Qualquer pessoa que tenha concluído um pensamento, por menor que seja, sabe que é doloroso. Trata-se de trabalho duro — na verdade, é a coisa mais difícil que os seres humanos são chamados a fazer. É fatigante, não revigorante. Se for permitido seguir o caminho de menor esforço, ninguém, jamais, pensará. Para fazer meninos e meninas, ou homens e mulheres, pensarem — e, por meio do pensamento, submeterem-se à transformação do aprendizado —, as instituições de ensino de todos os tipos trabalham na direção contrária, não na correta. Longe de tentar tornar todo o processo indolor, do começo ao fim, devemos prometer-lhes o prazer da realização como uma recompensa a ser alcançada apenas por meio de trabalho duro. Eu não estou aqui preocupado com a retórica que deveria ser empregada para convencer os americanos de que sabedoria é um bem maior que a riqueza, e, portanto, merecedora de maior esforço. Eu estou somente insistindo que não há uma via de pompa e de realeza e que nossas atuais políticas de ensino, especialmente para educação de adultos, são fraudulentas.
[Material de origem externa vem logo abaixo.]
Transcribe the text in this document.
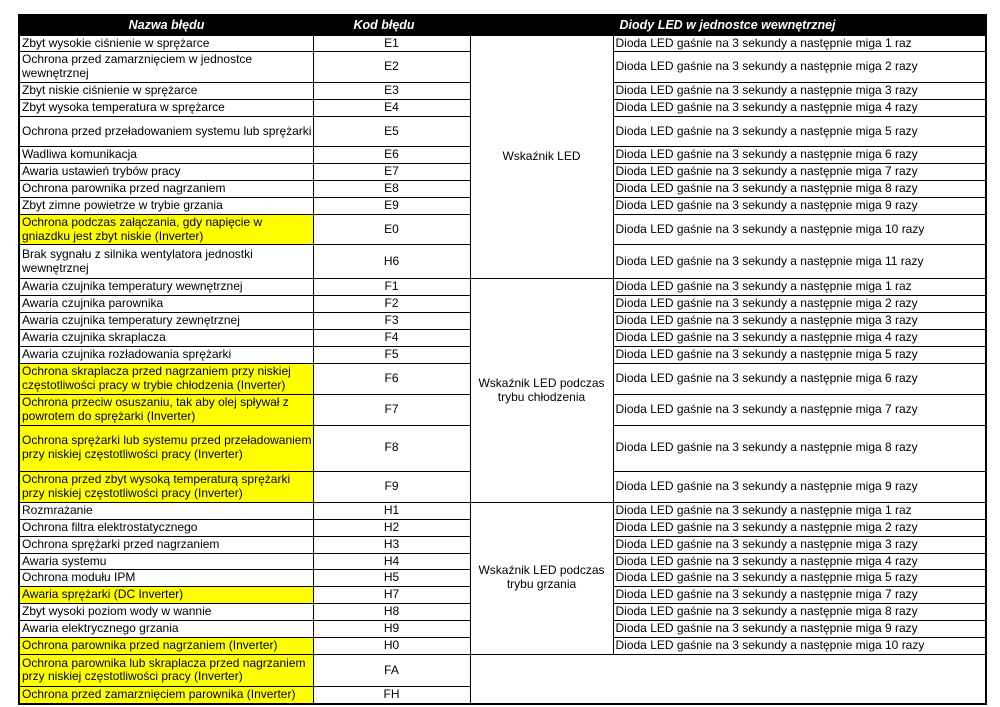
Nazwa błędu	Kod błędu		Diody LED w jednostce wewnętrznej	
Zbyt wysokie ciśnienie w sprężarce	E1		Wskaźnik LED	Dioda LED gaśnie na 3 sekundy a następnie miga 1 raz
Ochrona przed zamarznięciem w jednostce wewnętrznej	E2			Dioda LED gaśnie na 3 sekundy a następnie miga 2 razy
Zbyt niskie ciśnienie w sprężarce	E3			Dioda LED gaśnie na 3 sekundy a następnie miga 3 razy
Zbyt wysoka temperatura w sprężarce	E4			Dioda LED gaśnie na 3 sekundy a następnie miga 4 razy
Ochrona przed przeładowaniem systemu lub sprężarki	E5			Dioda LED gaśnie na 3 sekundy a następnie miga 5 razy
Wadliwa komunikacja	E6			Dioda LED gaśnie na 3 sekundy a następnie miga 6 razy
Awaria ustawień trybów pracy	E7			Dioda LED gaśnie na 3 sekundy a następnie miga 7 razy
Ochrona parownika przed nagrzaniem	E8			Dioda LED gaśnie na 3 sekundy a następnie miga 8 razy
Zbyt zimne powietrze w trybie grzania	E9			Dioda LED gaśnie na 3 sekundy a następnie miga 9 razy
Ochrona podczas załączania, gdy napięcie w gniazdku jest zbyt niskie (Inverter)	E0			Dioda LED gaśnie na 3 sekundy a następnie miga 10 razy
Brak sygnału z silnika wentylatora jednostki wewnętrznej	H6			Dioda LED gaśnie na 3 sekundy a następnie miga 11 razy
Awaria czujnika temperatury wewnętrznej	F1		Wskaźnik LED podczas trybu chłodzenia	Dioda LED gaśnie na 3 sekundy a następnie miga 1 raz
Awaria czujnika parownika	F2			Dioda LED gaśnie na 3 sekundy a następnie miga 2 razy
Awaria czujnika temperatury zewnętrznej	F3			Dioda LED gaśnie na 3 sekundy a następnie miga 3 razy
Awaria czujnika skraplacza	F4			Dioda LED gaśnie na 3 sekundy a następnie miga 4 razy
Awaria czujnika rozładowania sprężarki	F5			Dioda LED gaśnie na 3 sekundy a następnie miga 5 razy
Ochrona skraplacza przed nagrzaniem przy niskiej częstotliwości pracy w trybie chłodzenia (Inverter)	F6			Dioda LED gaśnie na 3 sekundy a następnie miga 6 razy
Ochrona przeciw osuszaniu, tak aby olej spływał z powrotem do sprężarki (Inverter)	F7			Dioda LED gaśnie na 3 sekundy a następnie miga 7 razy
Ochrona sprężarki lub systemu przed przeładowaniem przy niskiej częstotliwości pracy (Inverter)	F8			Dioda LED gaśnie na 3 sekundy a następnie miga 8 razy
Ochrona przed zbyt wysoką temperaturą sprężarki przy niskiej częstotliwości pracy (Inverter)	F9			Dioda LED gaśnie na 3 sekundy a następnie miga 9 razy
Rozmrażanie	H1		Wskaźnik LED podczas trybu grzania	Dioda LED gaśnie na 3 sekundy a następnie miga 1 raz
Ochrona filtra elektrostatycznego	H2			Dioda LED gaśnie na 3 sekundy a następnie miga 2 razy
Ochrona sprężarki przed nagrzaniem	H3			Dioda LED gaśnie na 3 sekundy a następnie miga 3 razy
Awaria systemu	H4			Dioda LED gaśnie na 3 sekundy a następnie miga 4 razy
Ochrona modułu IPM	H5			Dioda LED gaśnie na 3 sekundy a następnie miga 5 razy
Awaria sprężarki (DC Inverter)	H7			Dioda LED gaśnie na 3 sekundy a następnie miga 7 razy
Zbyt wysoki poziom wody w wannie	H8			Dioda LED gaśnie na 3 sekundy a następnie miga 8 razy
Awaria elektrycznego grzania	H9			Dioda LED gaśnie na 3 sekundy a następnie miga 9 razy
Ochrona parownika przed nagrzaniem (Inverter)	H0			Dioda LED gaśnie na 3 sekundy a następnie miga 10 razy
Ochrona parownika lub skraplacza przed nagrzaniem przy niskiej częstotliwości pracy (Inverter)	FA			
Ochrona przed zamarznięciem parownika (Inverter)	FH			
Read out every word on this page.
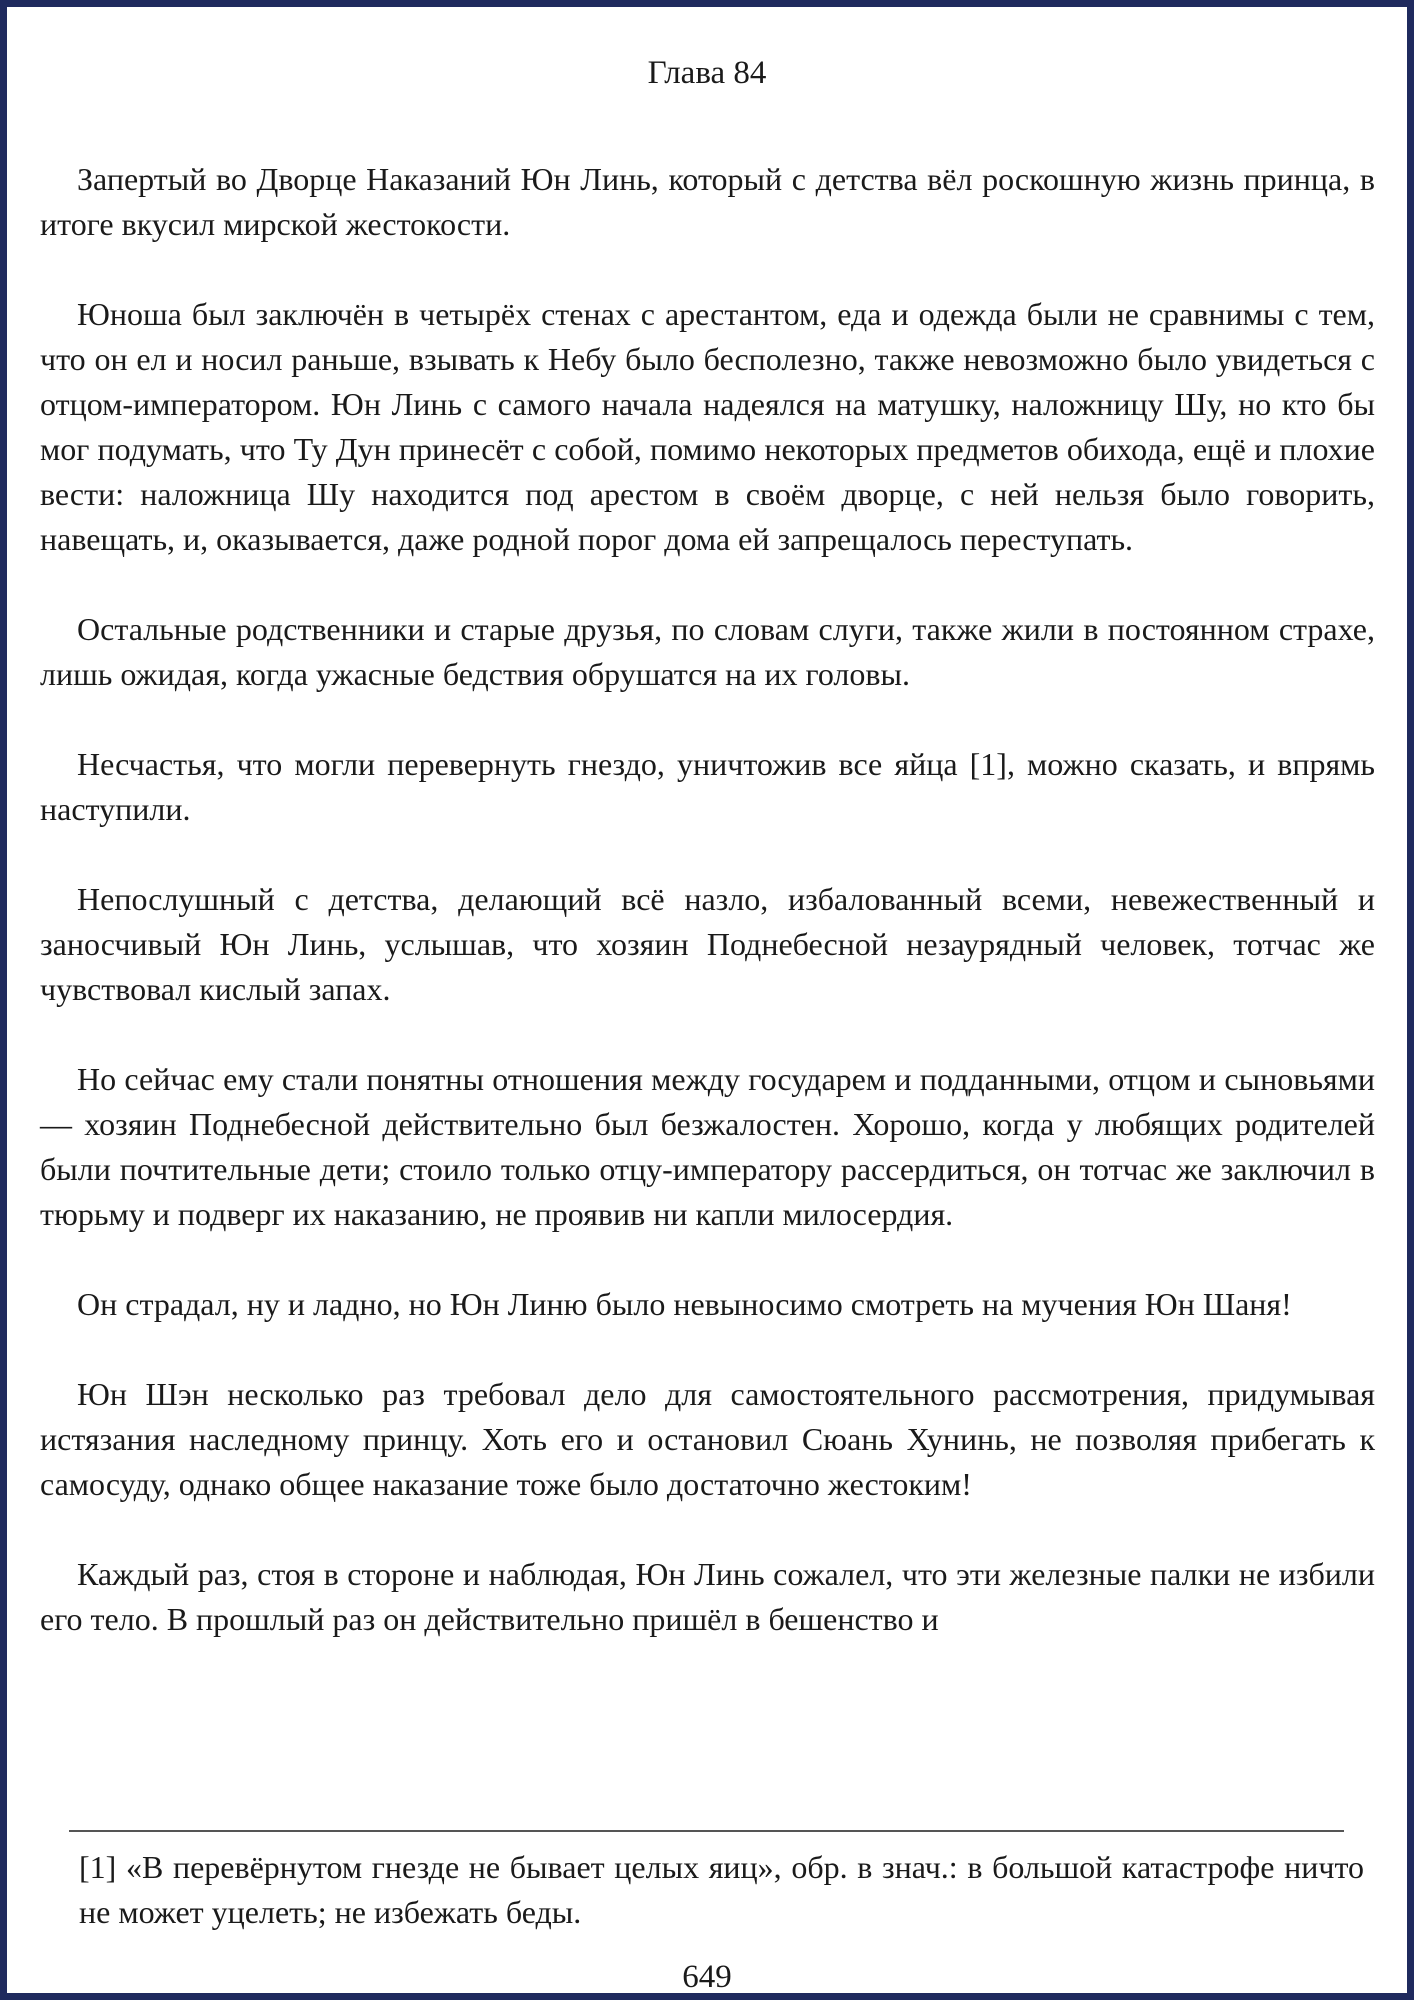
Глава 84

Запертый во Дворце Наказаний Юн Линь, который с детства вёл роскошную жизнь принца, в итоге вкусил мирской жестокости.

Юноша был заключён в четырёх стенах с арестантом, еда и одежда были не сравнимы с тем, что он ел и носил раньше, взывать к Небу было бесполезно, также невозможно было увидеться с отцом-императором. Юн Линь с самого начала надеялся на матушку, наложницу Шу, но кто бы мог подумать, что Ту Дун принесёт с собой, помимо некоторых предметов обихода, ещё и плохие вести: наложница Шу находится под арестом в своём дворце, с ней нельзя было говорить, навещать, и, оказывается, даже родной порог дома ей запрещалось переступать.

Остальные родственники и старые друзья, по словам слуги, также жили в постоянном страхе, лишь ожидая, когда ужасные бедствия обрушатся на их головы.

Несчастья, что могли перевернуть гнездо, уничтожив все яйца [1], можно сказать, и впрямь наступили.

Непослушный с детства, делающий всё назло, избалованный всеми, невежественный и заносчивый Юн Линь, услышав, что хозяин Поднебесной незаурядный человек, тотчас же чувствовал кислый запах.

Но сейчас ему стали понятны отношения между государем и подданными, отцом и сыновьями — хозяин Поднебесной действительно был безжалостен. Хорошо, когда у любящих родителей были почтительные дети; стоило только отцу-императору рассердиться, он тотчас же заключил в тюрьму и подверг их наказанию, не проявив ни капли милосердия.

Он страдал, ну и ладно, но Юн Линю было невыносимо смотреть на мучения Юн Шаня!

Юн Шэн несколько раз требовал дело для самостоятельного рассмотрения, придумывая истязания наследному принцу. Хоть его и остановил Сюань Хунинь, не позволяя прибегать к самосуду, однако общее наказание тоже было достаточно жестоким!

Каждый раз, стоя в стороне и наблюдая, Юн Линь сожалел, что эти железные палки не избили его тело. В прошлый раз он действительно пришёл в бешенство и

[1] «В перевёрнутом гнезде не бывает целых яиц», обр. в знач.: в большой катастрофе ничто не может уцелеть; не избежать беды.

649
Estamos fingindo dar-lhes algo que é descrito nos comerciais como muito valioso, mas o qual, nós prometemos, não lhes custará quase nada.
Não somente declaramos que dor e trabalho são os acompanhamentos inamovíveis e irredutíveis do genuíno aprendizado, não somente devemos deixar o entretenimento para os entertainers e fazer da educação uma tarefa, não um jogo, mas, também, não devemos temer o “estar acima das cabeças do público”. Quem quer que passe por aquilo que está acima de sua cabeça condena-a à sua presente baixa altitude; nada pode elevar uma mente, exceto o que está acima da sua cabeça, e esta elevação não é alcançada por atração capilar, mas somente pelo trabalho duro de subir pelas cordas, com mãos feridas e músculos doloridos. O sistema escolar que atende à criança mediana, ou pior, à metade mais devagar da classe; o conferencista que, diante de adultos, fala fácil para a sua audiência — eles são uma legião; o programa de rádio ou televisão que tenta acertar o denominador comum de receptividade popular mais inferior, todos estes anulam o primeiro propósito da educação ao pegar as pessoas como elas são e deixá-las, exatamente, na mesma.
O melhor programa educacional de adultos que já existiu neste país foi um que durou por um curto espaço de tempo debaixo dos auspícios do People's Institut de Nova York, quando Everett Dean Martin era diretor e Scott Buchanan era o seu assistente. O programa possuía duas partes: uma delas consistia em leituras, as quais, tanto quanto possível, estavam sempre direcionadas acima das cabeças da audiência; a outra consistia em seminários nos quais os adultos eram ajudados na leitura dos grandes livros — os livros que estão acima da cabeça de qualquer um. A última parte do programa permanece sendo aplicada pela equipe do St. Jonh's College nas cidades dos arredores de Annapolis, e nós estamos conduzindo quatro desses grupos no campus central da Universidade de Chicago. Eu vi que este é o único tipo de educação de adultos que é genuinamente educativo, simplesmente porque este é o único tipo que requer atividade, não pretende ensinar a evitar a dor e o trabalho e está sempre lidando com materiais bem acima das cabeças de todos.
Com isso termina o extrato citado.